Subsequently, U.S. companies followed suit, including:

  • AT&T Inc. (NYSE: T).
  • The Coca-Cola Co (NYSE: KO).
  • General Motors Company(NYSE: GM).
  • Johnson & Johnson (NYSE: JNJ).
  • PepsiCo, Inc. (NYSE: PEP).
  • Starbucks Corporation (NASDAQ: SBUX).
  • Verizon Communications Inc. (NYSE: VZ).
  • Wal-Mart Stores Inc (NYSE: WMT).

General Motors confirmed to Benzinga that it has suspended ads on YouTube until Google adheres to its brand standards.

Nomura Sees A 7.5% Hit To Top Line From Boycott

A boycott from over 250 advertisers could cost Google $750 million in 2017, according to a Statista report quoting Nomura. Nomura has lowered its 2017 revenue forecast for Google by 7.5 percent.

Putting Things In Perspective

For many companies, a $750 million hit could mean an end to their business.
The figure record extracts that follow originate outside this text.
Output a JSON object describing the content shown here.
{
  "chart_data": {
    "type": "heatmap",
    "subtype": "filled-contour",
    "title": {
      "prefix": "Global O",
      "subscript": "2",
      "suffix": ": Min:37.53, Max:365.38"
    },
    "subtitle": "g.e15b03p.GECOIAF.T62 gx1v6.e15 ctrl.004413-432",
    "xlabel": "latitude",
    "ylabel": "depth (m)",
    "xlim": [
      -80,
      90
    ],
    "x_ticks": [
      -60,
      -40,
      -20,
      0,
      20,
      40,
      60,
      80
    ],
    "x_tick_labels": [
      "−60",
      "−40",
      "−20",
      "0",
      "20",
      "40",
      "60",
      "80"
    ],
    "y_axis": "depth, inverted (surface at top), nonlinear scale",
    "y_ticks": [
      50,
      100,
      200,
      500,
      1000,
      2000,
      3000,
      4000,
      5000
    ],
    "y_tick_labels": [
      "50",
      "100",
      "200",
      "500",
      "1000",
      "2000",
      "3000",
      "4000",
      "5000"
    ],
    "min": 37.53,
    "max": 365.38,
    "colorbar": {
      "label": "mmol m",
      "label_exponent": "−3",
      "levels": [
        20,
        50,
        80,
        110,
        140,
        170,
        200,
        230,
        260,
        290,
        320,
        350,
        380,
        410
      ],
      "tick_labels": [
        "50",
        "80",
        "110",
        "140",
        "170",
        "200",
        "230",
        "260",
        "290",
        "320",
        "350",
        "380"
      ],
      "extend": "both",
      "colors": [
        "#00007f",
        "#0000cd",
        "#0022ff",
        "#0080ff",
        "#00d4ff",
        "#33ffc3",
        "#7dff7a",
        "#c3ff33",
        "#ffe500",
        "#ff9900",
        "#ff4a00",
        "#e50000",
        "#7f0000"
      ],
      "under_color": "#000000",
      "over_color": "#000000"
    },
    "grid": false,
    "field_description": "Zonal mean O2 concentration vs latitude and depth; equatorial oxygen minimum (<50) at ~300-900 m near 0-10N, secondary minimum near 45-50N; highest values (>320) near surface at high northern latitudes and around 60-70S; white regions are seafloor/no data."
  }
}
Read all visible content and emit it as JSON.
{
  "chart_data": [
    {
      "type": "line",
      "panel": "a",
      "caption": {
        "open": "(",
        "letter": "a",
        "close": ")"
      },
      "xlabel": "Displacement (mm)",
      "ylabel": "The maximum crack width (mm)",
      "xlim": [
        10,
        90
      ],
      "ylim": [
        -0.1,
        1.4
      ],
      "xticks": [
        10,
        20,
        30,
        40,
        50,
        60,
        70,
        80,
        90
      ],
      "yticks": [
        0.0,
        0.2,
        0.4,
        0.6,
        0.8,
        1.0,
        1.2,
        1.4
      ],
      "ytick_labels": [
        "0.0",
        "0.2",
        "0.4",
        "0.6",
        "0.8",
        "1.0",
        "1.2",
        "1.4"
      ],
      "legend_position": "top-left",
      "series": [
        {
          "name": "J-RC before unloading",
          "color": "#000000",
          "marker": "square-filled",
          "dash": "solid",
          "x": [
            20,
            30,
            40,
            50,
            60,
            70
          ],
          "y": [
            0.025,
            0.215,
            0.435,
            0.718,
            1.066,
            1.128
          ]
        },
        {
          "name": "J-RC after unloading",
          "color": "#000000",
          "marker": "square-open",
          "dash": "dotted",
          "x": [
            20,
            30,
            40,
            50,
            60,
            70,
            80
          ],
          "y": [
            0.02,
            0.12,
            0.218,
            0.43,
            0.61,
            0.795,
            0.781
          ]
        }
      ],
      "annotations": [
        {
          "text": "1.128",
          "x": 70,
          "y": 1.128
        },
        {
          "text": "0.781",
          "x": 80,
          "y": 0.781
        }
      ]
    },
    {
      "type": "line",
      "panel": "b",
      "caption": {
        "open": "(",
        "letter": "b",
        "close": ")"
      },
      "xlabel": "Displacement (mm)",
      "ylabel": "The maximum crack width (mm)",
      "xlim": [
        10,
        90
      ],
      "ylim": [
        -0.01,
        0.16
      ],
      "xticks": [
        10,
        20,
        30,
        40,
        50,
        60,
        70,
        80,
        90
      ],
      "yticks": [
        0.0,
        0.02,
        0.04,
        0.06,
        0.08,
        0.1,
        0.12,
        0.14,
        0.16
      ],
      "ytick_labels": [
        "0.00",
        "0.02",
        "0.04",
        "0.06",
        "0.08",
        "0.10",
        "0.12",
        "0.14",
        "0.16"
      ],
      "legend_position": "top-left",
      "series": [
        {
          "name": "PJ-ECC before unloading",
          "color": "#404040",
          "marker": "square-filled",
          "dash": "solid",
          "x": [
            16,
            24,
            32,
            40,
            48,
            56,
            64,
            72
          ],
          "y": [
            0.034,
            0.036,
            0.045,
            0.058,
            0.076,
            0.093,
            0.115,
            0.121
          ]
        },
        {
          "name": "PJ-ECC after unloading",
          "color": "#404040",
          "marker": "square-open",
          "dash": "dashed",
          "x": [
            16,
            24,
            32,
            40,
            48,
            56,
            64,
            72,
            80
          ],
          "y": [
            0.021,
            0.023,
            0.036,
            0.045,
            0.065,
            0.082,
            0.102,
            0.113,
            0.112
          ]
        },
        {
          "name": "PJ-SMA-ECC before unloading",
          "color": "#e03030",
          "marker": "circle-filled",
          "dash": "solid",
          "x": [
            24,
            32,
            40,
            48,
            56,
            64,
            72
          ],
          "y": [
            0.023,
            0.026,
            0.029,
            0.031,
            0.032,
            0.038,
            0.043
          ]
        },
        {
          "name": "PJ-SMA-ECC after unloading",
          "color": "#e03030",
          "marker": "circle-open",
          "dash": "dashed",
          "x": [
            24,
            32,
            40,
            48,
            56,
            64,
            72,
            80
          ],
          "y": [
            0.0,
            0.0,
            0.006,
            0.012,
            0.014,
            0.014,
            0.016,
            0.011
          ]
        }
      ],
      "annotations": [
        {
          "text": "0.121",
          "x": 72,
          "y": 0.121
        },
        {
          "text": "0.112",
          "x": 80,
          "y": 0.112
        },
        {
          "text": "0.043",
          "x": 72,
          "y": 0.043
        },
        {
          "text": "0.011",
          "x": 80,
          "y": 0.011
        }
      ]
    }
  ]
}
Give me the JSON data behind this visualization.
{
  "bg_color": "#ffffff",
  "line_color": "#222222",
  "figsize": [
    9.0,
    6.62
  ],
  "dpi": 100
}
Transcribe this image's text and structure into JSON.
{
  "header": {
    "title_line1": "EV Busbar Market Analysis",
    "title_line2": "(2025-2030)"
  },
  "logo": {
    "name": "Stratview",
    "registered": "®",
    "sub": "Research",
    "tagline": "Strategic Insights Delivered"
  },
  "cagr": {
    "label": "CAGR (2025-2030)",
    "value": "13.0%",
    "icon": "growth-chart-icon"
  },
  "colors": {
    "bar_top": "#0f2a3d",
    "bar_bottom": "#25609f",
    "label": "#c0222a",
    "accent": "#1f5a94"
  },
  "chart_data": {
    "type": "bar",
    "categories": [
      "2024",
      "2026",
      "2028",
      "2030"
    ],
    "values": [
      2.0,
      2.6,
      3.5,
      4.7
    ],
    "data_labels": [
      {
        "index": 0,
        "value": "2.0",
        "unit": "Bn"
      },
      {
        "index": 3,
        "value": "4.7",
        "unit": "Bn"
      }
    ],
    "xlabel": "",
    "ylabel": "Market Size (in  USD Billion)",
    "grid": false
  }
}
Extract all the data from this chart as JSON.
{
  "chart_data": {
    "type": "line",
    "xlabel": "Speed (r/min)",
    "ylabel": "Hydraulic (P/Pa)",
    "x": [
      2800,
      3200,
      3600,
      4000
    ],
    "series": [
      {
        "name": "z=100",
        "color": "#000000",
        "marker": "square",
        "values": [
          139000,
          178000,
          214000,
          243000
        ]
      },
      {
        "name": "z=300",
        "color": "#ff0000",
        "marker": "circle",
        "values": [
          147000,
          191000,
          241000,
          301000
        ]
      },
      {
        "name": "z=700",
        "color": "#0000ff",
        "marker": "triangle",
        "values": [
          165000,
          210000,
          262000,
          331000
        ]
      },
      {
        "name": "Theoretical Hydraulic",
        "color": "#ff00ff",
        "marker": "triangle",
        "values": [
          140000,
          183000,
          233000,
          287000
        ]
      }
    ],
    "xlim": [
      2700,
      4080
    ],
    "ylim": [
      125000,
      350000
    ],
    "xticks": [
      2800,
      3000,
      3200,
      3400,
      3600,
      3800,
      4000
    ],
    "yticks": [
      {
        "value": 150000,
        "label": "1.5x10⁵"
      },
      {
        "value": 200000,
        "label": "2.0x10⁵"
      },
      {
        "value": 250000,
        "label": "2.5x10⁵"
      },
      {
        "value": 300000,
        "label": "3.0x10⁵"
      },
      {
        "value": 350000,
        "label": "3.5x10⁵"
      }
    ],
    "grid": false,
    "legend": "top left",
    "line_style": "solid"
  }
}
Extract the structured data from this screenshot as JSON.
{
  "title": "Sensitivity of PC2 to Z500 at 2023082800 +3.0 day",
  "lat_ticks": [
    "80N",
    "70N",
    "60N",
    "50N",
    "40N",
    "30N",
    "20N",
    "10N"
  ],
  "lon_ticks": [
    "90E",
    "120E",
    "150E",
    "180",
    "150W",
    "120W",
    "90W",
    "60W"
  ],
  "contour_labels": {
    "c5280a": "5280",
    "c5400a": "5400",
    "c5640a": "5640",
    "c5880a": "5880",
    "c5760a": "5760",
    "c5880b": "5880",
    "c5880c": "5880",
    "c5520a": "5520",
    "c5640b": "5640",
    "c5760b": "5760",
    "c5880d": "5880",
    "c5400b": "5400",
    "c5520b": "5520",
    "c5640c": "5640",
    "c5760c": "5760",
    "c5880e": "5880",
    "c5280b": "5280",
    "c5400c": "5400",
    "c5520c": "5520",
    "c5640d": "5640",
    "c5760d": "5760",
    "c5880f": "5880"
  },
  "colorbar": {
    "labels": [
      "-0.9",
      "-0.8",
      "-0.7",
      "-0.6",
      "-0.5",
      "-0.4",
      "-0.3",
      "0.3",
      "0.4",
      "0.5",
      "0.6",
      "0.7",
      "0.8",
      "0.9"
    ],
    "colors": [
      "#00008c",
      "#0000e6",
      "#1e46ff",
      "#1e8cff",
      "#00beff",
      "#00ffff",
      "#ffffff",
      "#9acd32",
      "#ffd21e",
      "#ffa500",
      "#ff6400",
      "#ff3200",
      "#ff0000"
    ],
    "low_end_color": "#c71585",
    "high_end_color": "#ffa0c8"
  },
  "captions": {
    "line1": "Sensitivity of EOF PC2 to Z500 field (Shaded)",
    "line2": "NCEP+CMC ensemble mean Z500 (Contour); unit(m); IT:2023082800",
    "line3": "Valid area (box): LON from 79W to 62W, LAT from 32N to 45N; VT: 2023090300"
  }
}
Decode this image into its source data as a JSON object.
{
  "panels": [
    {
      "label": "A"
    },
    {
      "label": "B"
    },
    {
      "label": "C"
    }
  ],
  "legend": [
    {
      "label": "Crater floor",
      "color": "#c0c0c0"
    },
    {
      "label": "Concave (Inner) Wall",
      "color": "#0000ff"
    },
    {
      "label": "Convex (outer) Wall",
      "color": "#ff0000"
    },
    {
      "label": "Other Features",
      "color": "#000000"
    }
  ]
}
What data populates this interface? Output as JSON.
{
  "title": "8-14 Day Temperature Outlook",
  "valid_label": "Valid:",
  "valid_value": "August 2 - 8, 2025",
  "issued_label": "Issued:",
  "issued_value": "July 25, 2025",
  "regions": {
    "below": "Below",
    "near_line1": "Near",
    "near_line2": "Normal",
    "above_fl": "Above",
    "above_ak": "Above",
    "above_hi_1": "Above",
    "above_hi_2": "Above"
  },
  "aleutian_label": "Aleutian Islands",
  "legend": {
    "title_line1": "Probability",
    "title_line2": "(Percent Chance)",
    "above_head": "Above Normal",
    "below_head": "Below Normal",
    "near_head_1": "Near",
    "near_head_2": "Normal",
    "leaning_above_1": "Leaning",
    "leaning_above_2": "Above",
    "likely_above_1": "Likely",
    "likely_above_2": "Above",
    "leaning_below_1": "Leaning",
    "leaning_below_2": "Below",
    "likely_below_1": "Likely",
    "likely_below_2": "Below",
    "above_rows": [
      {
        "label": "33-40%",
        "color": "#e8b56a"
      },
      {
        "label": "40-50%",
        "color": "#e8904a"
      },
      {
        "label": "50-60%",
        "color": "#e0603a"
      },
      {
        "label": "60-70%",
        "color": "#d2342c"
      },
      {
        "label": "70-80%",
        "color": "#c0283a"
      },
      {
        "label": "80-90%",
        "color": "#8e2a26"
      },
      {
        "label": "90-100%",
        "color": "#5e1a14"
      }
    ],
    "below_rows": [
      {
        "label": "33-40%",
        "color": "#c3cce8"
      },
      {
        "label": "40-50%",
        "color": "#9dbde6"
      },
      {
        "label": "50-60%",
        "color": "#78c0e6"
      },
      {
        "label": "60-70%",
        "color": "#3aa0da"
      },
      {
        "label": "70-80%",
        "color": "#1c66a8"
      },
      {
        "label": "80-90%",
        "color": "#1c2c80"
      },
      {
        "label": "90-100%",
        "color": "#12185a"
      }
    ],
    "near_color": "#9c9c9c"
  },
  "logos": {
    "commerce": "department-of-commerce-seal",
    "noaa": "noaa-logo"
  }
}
But not for Google. Google's ad revenues, net traffic acquisition cost, totaled $63 billion in 2016, with the potential for $70 billion in 2017. The potential $750 million in foregone revenues would represent 1.07 percent of Google's total ad revenues.

Here is the comparative chart prepared by Statista of Google's ad revenues, with and without the impact of a boycott:

Infographic: A Drop in the Bucket? | Statista

Source: Statista

Leaving No Stone Unturned

Philipp Schindler, Google's chief business officer, outlined in a blog post measures that would give brands more control over where their ads appear. They include:

  • Raising the bar for Google's ad policies. This includes removing ads more effectively from content that attacks or harasses people based on race, religion, gender or similar categories. The company intends to tighten safeguards to ensure that the ads show up only against legitimate creators in its YouTube Partner Program.
  • Increased brand safety levels and controls for advertisers. The company intends to achieve this by evolving safer defaults for brands, offering simplified management of exclusions and more fine-tuned controls.
  • Increasing resources, accelerating reviews and improving transparency.